東京大学大学院の廣瀬・谷川・鳴海研究室とUnityの簗瀬洋平氏が制作した、自分の足で無限に歩けるVRシステム『無限回廊 – Unlimited Corridor』を紹介した動画がYouTubeで公開されました。
『Unlimited Corridor』はRedirected walking(“視覚効果”を引き起こす技術)とVIsuo-Haptic Interaction(“触覚効果”を引き起こす技術)を組み合わせたシステムで、視触覚相互作用によって体験者の空間知覚を操作するものです。

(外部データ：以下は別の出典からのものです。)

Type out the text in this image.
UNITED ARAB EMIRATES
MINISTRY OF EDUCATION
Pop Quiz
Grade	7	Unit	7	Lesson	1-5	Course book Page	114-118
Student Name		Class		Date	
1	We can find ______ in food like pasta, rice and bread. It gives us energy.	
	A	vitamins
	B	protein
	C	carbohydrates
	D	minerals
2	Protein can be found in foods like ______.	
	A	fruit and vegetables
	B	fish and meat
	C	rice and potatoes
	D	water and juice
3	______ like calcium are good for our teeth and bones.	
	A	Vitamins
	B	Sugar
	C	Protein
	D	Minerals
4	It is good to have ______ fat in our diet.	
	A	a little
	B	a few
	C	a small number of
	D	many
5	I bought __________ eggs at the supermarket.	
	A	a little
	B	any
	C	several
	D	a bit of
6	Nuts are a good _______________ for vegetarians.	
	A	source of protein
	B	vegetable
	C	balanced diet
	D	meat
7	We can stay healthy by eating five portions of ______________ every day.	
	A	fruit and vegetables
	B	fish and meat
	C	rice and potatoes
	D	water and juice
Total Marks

Redirected walkingは、HTC ViveのようにVR世界を歩行できる体験の際に使用する技術。VRヘッドマウントディスプレイ(VRHMD)に映されるVR空間を微妙に回転させることで、HMDを被った体験者はVR空間を真っ直ぐに歩いているように感じているのに、現実世界では同じ円周上を延々と歩き回っているという技術です。狭い空間でも広大なVR空間上を歩き回ることができます。しかし、狭い空間といっても最低で半径にして22mかつ50m四方ほどの巨大な部屋を必要とします。
『Unlimited Corridor』ではこれに触覚を加えることで、7m×5mの空間さえあれば、体験者は無限に歩いていると錯覚を起こします。円形(直径5m)の壁に手を触れながら歩き回るというもので、さらに円形の壁の真ん中に通路を作ることで、直線的な歩行だけではなくなり、迷宮やダンジョンを歩いて探索するような体験も得ることができます。
左は現実の世界。右上はVR空間の世界で右下は現実世界にある壁とVR空間の関係性を表したものです。
実際は円形状の壁ですが、VRHMDを装着した体験者は真っ直ぐな壁と認知します。
『Unlimited Corridor』は7月に米国カリフォルニアで開催されるCG関連の国際会議「SIGGRAPH2016」に展示される予定です。日本国内での体験会、出展などは未定とのことですが、イベントやアトラクションでの活用などが期待されるところです。